Critics, including students at the Solar Car team at the University of Michigan, say that mounting solar panels on a moving vehicle will never yield the most efficient results compared to static panels. Also, they are quick to point out that no company has managed to overcome the production hurdles yet. Others in the field also wonder how well the solar panels will actually work.
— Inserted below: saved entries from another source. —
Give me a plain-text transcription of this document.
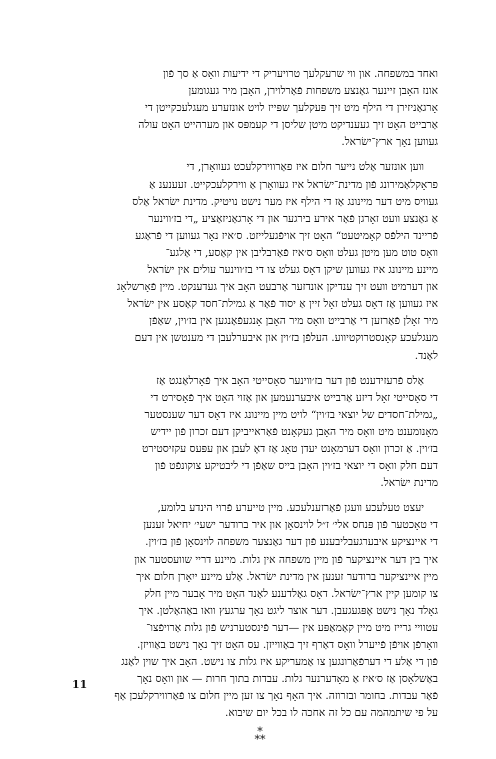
ואחד במשפחה. און ווי שרעקלעך טרויעריק די ידיעות וואָס אַ סך פֿון
אונז האָבן זיינער גאַנצע משפחות פֿאַרלוירן, האָבן מיר געגומען
אָרגאַניזירן די הילף מיט זיך פּעקלעך שפּייז לויט אונזערע מעגלעכקייטן די
אַרבייט האָט זיך געענדיקט מיטן שליסן די קעמפּס און מערהייט האָט עולה
געווען נאָך ארץ־ישׂראל.
ווען אונזער אַלט נייער חלום איז פאַרווירקלעכט געוואָרן, די
פראָקלאַמירונג פֿון מדינת־ישׂראל איז געוואָרן אַ ווירקלעכקייט. זעענענ אַ
געוויס מיט דער מיינונג אַז די הילף איז מער נישט נויטיק. מדינת ישׂראל אַלס
אַ גאַנצע וועט זאָרגן פֿאַר אירע בירגער און די אָרגאַניזאַציע „די בז׳ווינער
פֿריינד הילפֿס קאָמיטעט“ האָט זיך אויפֿגעלייזט. ס׳איז נאָר געווען די פֿראַגע
וואָס טוט מען מיטן געלט וואָס ס׳איז פֿאַרבליבן אין קאַסע, די אַלגע־
מיינע מיינונג איז געווען שיקן דאָס געלט צו די בז׳ווינער עולים אין ישׂראל
און דערמיט וועט זיך ענדיקן אונדזער אַרבעט האָב איך געדענקט. מיין פֿאָרשלאָג
איז געווען אַז דאָס געלט זאָל זיין אַ יסוד פֿאַר אַ גמילת־חסד קאַסע אין ישׂראל
מיר זאָלן פֿאַרזען די אַרבייט וואָס מיר האָבן אָנגעפֿאַנגען אין בז׳וין, שאַפֿן
מעגלעכע קאָנסטרוקטיווע. העלפֿן בז׳וין און איבערלעבן די מענטשן אין דעם
לאַנד.
אַלס פֿרעזידענט פֿון דער בז׳ווינער סאָסייטי האָב איך פֿאָרלאַנגט אַז
די סאָסייטי זאָל דיזע אַרבייט איבערנעמען און אַזוי האָט איך פֿאָסירט די
„גמילת־חסדים של יוצאי בז׳וין“ לויט מיין מיינונג איז דאָס דער שענסטער
מאָנומענט מיט וואָס מיר האָבן געקאָנט פֿאַראייביקן דעם זכרון פֿון יידיש
בז׳וין. אַ זכרון וואָס דערמאָנט יעדן טאָג אַז דאָ לעבן און עפּעס עקזיסטירט
דעם חלק וואָס די יוצאי בז׳וין האָבן בייס שאַפֿן די ליבטיקע צוקונפֿט פֿון
מדינת ישׂראל.
יעצט טעלעכע וועגן פֿאַרזענלעכע. מיין טייערע פֿרוי הינדע בלומע,
די טאָכטער פֿון פּנחס אלי׳ ז״ל לוינסאָן און איר ברודער ישעי׳ יחיאל זענען
די איינציקע איבערגעבליבענע פֿון דער גאַנצער משפחה לוינסאָן פֿון בז׳וין.
איך בין דער איינציקער פֿון מיין משפחה אין גלות. מיינע דריי שוועסטער און
מיין איינציקער ברודער זענען אין מדינת ישׂראל. אַלע מיינע ייִאָרן חלום איך
צו קומען קיין ארץ־ישׂראל. דאָס גאַלדענע לאַנד האָט מיר אָבער מיין חלק
גאָלד נאָך נישט אָפּגעגעבן. דער אוצר ליגט נאָך ערגעץ וואו באַהאַלטן. איך
עטוויי גרייז מיט מיין קאַמאַפּע אין —דער פֿינסטערניש פֿון גלות אַרויפֿצו־
וואָרפֿן אויפֿן פֿייערל וואָס דאַרף זיך באַווייזן. עס האָט זיך נאָך נישט באַוויזן.
פֿון די אַלע די דערפֿאַרונגען צו אַמעריקע איז גלות צו נישט. האָב איך שוין לאַנג
באַשלאָסן אַז ס׳איז אַ מאָדערנער גלות. עבדות בתוך חרות — און וואָס נאָך
פֿאַר עבדות. בחומר ובזרוזה. איך האָף נאָך צו זען מיין חלום צו פֿאַרווירקלעכן אַף
על פי שיתמהמה עם כל זה אחכה לו בכל יום שיבוא.
*
**
11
"It's important to realize that the solar mileage claims by these companies are likely the theoretical best case scenario but in the real world, solar range will be significantly less when you factor in shading, parking in garages, and geographies with lower solar irradiance," says Evan Stumpges, the team coordinator for the American Solar Challenge, a competition in which enthusiasts build and race solar-powered cars. "The encouraging thing is that I have seen videos of real working prototypes for each of these vehicles which is a key accomplishment. That said, I believe the biggest hurdle these companies have yet to face is successfully ramping up to volume production and understanding what their profitability point will be for selling the vehicles once production has stabilized."
Professor Daniel M. Kammen, the founding director of the Renewable and Appropriate Energy Laboratory at the University of California, Berkeley, and one of the world's foremost experts on renewable energy, believes that the technical challenges have been solved, and that solar cars have real advantages over electric vehicles.
"This is the right time to be bullish. Cutting out the charging is a natural solution for long rides," he says. "These vehicles are essentially solar panels and batteries on wheels. These are now record low-cost and can be built from sustainable materials." Apart from Aptera's no-charge technology, he appreciates the move toward no-conflict materials. "Not only is the time ripe but the youth movement is pushing toward conflict-free material and reducing resource waste....A low-cost solar fleet could be really interesting in relieving burden on the grid, or you could easily imagine a city buying a bunch of them and connecting them with mass transit." While he has followed all three new solar companies with interest, he has already ordered an Aptera car for himself, "because it's American and it looks the most different."
After taking a spin in the Sol, it is startling to switch back into a regular four-seater. Rolling out of Aptera's parking lot onto the freeway next to all the oversized gas guzzlers that need to stop every couple of hundreds of miles to fill up, one can't help but think: We've just taken a trip into the future.